Van de ao-uitkeringsgerechtigden heeft 81% recht op een WAO-uitkering, 6% heeft recht op een WAZ-uitkering en 13% op een Wajong-uitkering. Bij elke wet is de arbeidsparticipatie in 2000 toegenomen. Het percentage WAO-uitkeringsgerechtigden met een dienstverband bedraagt in 2000 26%. Van de uitkeringsgerechtigden bij de WAZ in 2000 heeft 5% werk in loondienst. Zelfstandigen kunnen ook werkzaam zijn in het eigen bedrijf, maar hoeveel WAZ-uitkeringsgerechtigden dit doen is onbekend. Het percentage werkende Wajong-uitkeringsgerechtigden bedraagt in 2000 27%.

De groep arbeidsgehandicapten bestaat grotendeels uit ouderen: 61% van hen is 45 jaar of ouder. Bij de werkende arbeidsgehandicapten is dat 50%. Bij de populatie verzekerden daarentegen is slechts 28% boven de 45 jaar.
Het aandeel arbeidsgehandicapten in de populatie werkende verzekerden stijgt met de leeftijd, van 1,5% bij jongeren t/m 24 jaar tot 14,5% bij de 55-plussers. Bij alle leeftijdsgroepen is het aandeel arbeidsgehandicapten in de verzekerdenpopulatie in 2000 gestegen ten opzichte van 1999.

Limburg en Drenthe hebben het hoogste aantal arbeidsgehandicapten per
1.000 inwoners in de werkzame leeftijd, namelijk resp. 132 en 130. Zuid-Holland en Zeeland hebben het laagste aantal arbeidsgehandicapten, resp. 89 en 97 per 1.000 inwoners.

Ruim 371.700 arbeidsgehandicapten hebben de diagnose psychische stoornissen, waarvan 29% een dienstverband heeft.
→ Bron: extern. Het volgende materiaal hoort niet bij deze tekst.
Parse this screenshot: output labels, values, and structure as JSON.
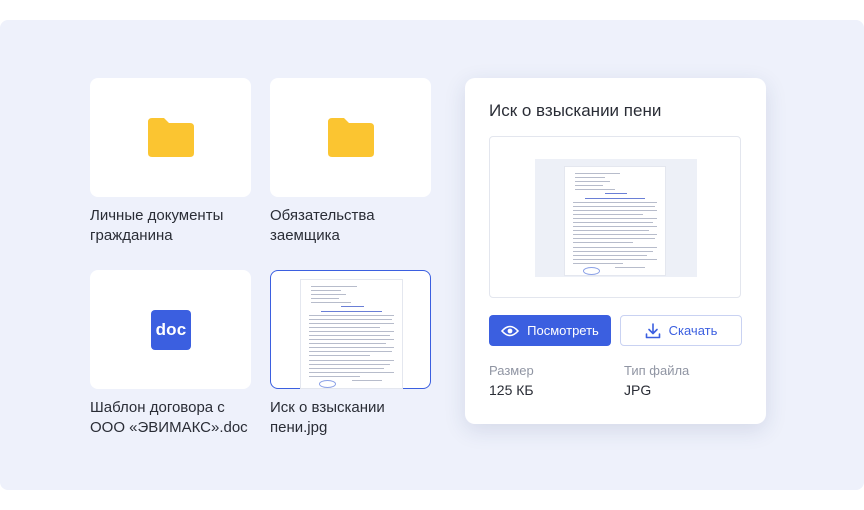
{
  "files": [
    {
      "name": "Личные документы\nгражданина",
      "type": "folder",
      "icon": "folder-icon"
    },
    {
      "name": "Обязательства\nзаемщика",
      "type": "folder",
      "icon": "folder-icon"
    },
    {
      "name": "Шаблон договора с\nООО «ЭВИМАКС».doc",
      "type": "doc",
      "icon": "doc-icon",
      "badge": "doc"
    },
    {
      "name": "Иск о взыскании\nпени.jpg",
      "type": "image",
      "icon": "image-thumbnail",
      "selected": true
    }
  ],
  "details": {
    "title": "Иск о взыскании пени",
    "view_label": "Посмотреть",
    "download_label": "Скачать",
    "size_label": "Размер",
    "size_value": "125 КБ",
    "type_label": "Тип файла",
    "type_value": "JPG"
  },
  "colors": {
    "accent": "#3b5fe0",
    "folder": "#fbc531",
    "background": "#eef1fb"
  }
}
Bij een indeling van arbeidsgehandicapten naar sector kan onderscheid worden gemaakt naar de sector waarin men arbeidongeschikt is geworden en de sector waarin men werkzaam is. Het grootste aandeel van de arbeidsgehandicapten komt uit de gezondheidszorg , maar dit aandeel is lager dan het aandeel verzekerde personen werkzaam in die sector. Bij de sectoren onderwijs/ wetenschappen, groothandel II en metaalnijverheid, is het aandeel arbeidsgehandicapten ook lager dan het aandeel verzekerden. Uit een aantal sectoren zijn relatief wat meer arbeidsgehandicapten afkomstig: het bouwbedrijf en overheidsdiensten. Onder de laatstgenoemde sector vallen de mensen die wel in overheidsdienst zijn maar geen ambtenarenstatus hebben, bijvoorbeeld WIW-banen (Wet Inschakeling Werkzoekenden). Ook de WSW-dienstverbanden horen daar bij.
De gezondheidszorg heeft het grootste aandeel (16%) in het aantal werkende arbeidsgehandicapten. De meeste van hen zijn arbeidsongeschikt geworden in de eigen sector. Zoals verwacht zijn ook in de sector overheidsdiensten (incl. WSW) veel arbeidsgehandicapten werkzaam. Daarnaast hebben de volgende sectoren een hoog percentage werkende arbeidsongeschikten ten opzichte van de werkende verzekerden in die sector: werk en (re)integratie (43%), taxi- en ambulancevervoer (18%), besloten busvervoer (14%), openbaar vervoer (10%) en stucadoorsbedrijf (10%).